5” Gun for the Royal Navy

At a time when the US Navy is looking to field a light frigate variant of its troubled Littoral Combat Ship, with a main battery of a single 57mm Mk100 automatic gun, our cousins across the pond, the Royal Navy, have decided that their next frigate, the Type 26 Global Combat Ship, will be armed with a 5” gun.

For generations, the primary gun of the Royal Navy has been the 4.5” gun, in various mounts. In contrast, the main US gun has, since well before World War II, been a 5” gun. But the last class of US frigates, the FFG-7 Oliver Hazzard Perry class, dating back to the late 1970s, were armed with a single automatic 3” gun. And as noted, the follow on to the FiGs is armed with a 57mm.

The gun the RN chose for the Type 26 is an American gun, the Mk45 Mod 4. The Mk 45 first entered US service in the mid 1970s on the Spruance class destroyers and the Tarawa class amphibious assault ships.
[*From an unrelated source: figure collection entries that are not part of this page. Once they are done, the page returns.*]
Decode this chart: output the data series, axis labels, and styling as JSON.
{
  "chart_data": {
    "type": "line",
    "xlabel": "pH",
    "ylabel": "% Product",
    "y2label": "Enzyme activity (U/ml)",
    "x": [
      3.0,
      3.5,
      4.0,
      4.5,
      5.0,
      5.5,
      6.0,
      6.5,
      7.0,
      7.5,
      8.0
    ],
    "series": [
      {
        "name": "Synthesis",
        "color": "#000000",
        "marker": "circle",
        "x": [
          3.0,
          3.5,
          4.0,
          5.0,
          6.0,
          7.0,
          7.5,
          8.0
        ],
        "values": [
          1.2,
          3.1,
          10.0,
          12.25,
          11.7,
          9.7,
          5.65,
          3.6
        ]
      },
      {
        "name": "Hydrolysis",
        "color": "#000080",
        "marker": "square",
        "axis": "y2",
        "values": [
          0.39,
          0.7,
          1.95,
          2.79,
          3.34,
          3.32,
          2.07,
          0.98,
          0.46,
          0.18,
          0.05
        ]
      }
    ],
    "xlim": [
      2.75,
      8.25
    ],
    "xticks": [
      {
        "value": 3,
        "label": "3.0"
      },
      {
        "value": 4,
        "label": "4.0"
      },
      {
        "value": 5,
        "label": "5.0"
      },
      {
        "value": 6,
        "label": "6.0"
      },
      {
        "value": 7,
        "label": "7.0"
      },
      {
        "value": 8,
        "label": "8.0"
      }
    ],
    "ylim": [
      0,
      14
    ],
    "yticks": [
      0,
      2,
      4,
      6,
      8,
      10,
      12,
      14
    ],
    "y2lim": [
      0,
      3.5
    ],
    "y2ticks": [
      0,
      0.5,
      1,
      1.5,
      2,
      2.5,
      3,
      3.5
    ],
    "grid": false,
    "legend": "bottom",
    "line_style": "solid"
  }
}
That variant, still in use on a great many ships of the Arleigh Burke class destroyers, had a 54 caliber barrel. That is, the bore (5”) time 54, for a barrel length of 270 inches, or about 22 and a half feet.

The Mod 4 variant of the Mk 45 has a barrel 62 calibers long, for 310 inches, or just shy of 26 feet. That longer barrel gives the gun a significant boost in range, and the more modern gun also has the ability to fire extended range projectiles, and growth potential to fire guided projectiles. It may not be the 16”/50 of an Iowa battleship, but it is a decent weapon.

One response to “5” Gun for the Royal Navy”

  1. IIRC, the RN gun was 4.1″. My understanding is we adopted the gun as the main gun for the M-60 tank.